NL architects, pieter bannenberg, walter van dijk and kamiel klaasse, presented 'virtual realities' a
photographic exhibition, at the venice architecture biennale. the works discuss the present position of
the architect, which at times seems non-existent as there are so many middlemen involved in projects
these days that they seem to take forever to complete. but, we have a savior in photoshop. it gives us the ability,
with the click of a few buttons, to communicate ideas and envision what something could look like.

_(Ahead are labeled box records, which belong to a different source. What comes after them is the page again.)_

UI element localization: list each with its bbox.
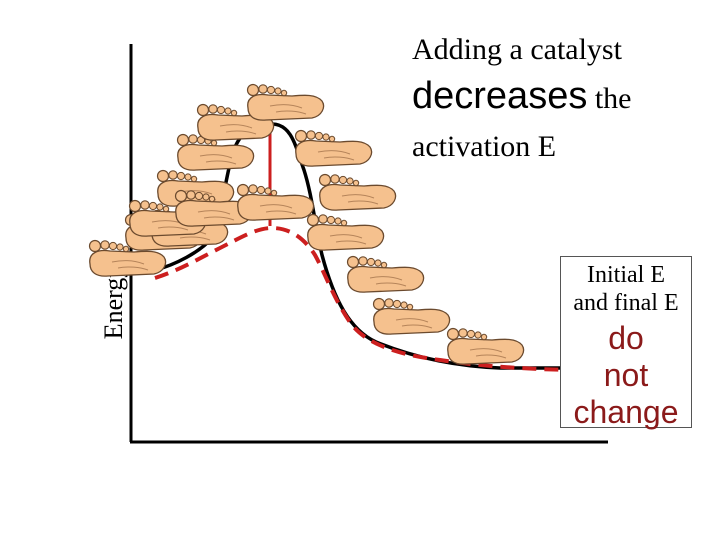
note-line-5: change <box>573 394 679 430</box>
heading-line-1: Adding a catalyst <box>412 33 622 66</box>
note-line-1: Initial E <box>587 262 665 288</box>
note-line-4: not <box>603 357 649 393</box>
heading-line-3: activation E <box>412 130 557 163</box>
heading: Adding a catalyst decreases the activati… <box>412 30 712 167</box>
foot-icon <box>294 129 373 167</box>
foot-icon <box>236 183 315 221</box>
foot-icon <box>318 173 397 211</box>
note-line-3: do <box>608 320 644 356</box>
heading-line-2: decreases the <box>412 74 712 121</box>
energy-note-box: Initial E and final E do not change <box>560 256 692 428</box>
heading-line-2-rest: the <box>594 82 632 115</box>
foot-icon <box>306 213 385 251</box>
note-line-2: and final E <box>573 290 679 316</box>
foot-icon <box>246 83 325 121</box>
foot-icon <box>446 327 525 365</box>
catalyzed-energy-curve <box>154 225 591 372</box>
foot-icon <box>346 255 425 293</box>
heading-emphasis-word: decreases <box>412 75 588 117</box>
y-axis-label: Energy <box>99 265 128 340</box>
foot-icon <box>372 297 451 335</box>
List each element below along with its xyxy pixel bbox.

NL architects
have exhibited large photographic works which deal with these fast changing times and methods of seeing
something before it is completed. they give us a glimpse into the future and the direction in which our built,
and some natural environments, could potentially take us.
one of the photographs was 'cruise city, city cruise'. cruise ships are considered 'parasites' which infest
each port they dock at with loads of tourists. are there ways in which cities can begin to benefit from
these vessels? how can cities begin to benefit from these vessels that enter the ports of various cities?
and what are the possibilities?
'cruise city, city cruise' by NL architects
'flower power' by NL architects
transforming the modern 'windmill', the turbine, within the traditional dutch landscape, NL architects question
whether it is possible to come up with a monument-type structure, such as the eiffel tower, which is dedicated
to producing environmentally friendly energy. they have come up with ideas on how to combine multiple
wind turbines into one structure with 'flower power'. the result looks like stems growing out of the ground,
with turbines which look like flowers turning in the air.
'trashberg' by NL architects
currently, the pacific ocean naturally tends to collect all floating plastic into on confined area. the result is a
large buoyant island of trash, the size of spain, italy and france. 'trashberg' deals with how our natural
surroundings are starting to build their own structures.
'minimum speed 200 km/h' by NL architects
products which surround us often have unused capacities, we only use a fraction of their potential.
'minimum speed 200 km/h' takes the opportunity to maximize their potential which seems almost too much
like an amusement park.
'phantom pain' by NL architects
in major capitals across europe 18 km2 of office space are left unused which to give you an idea,
covers more than half of manhattan. or simply a ghost town of 50 twin towers.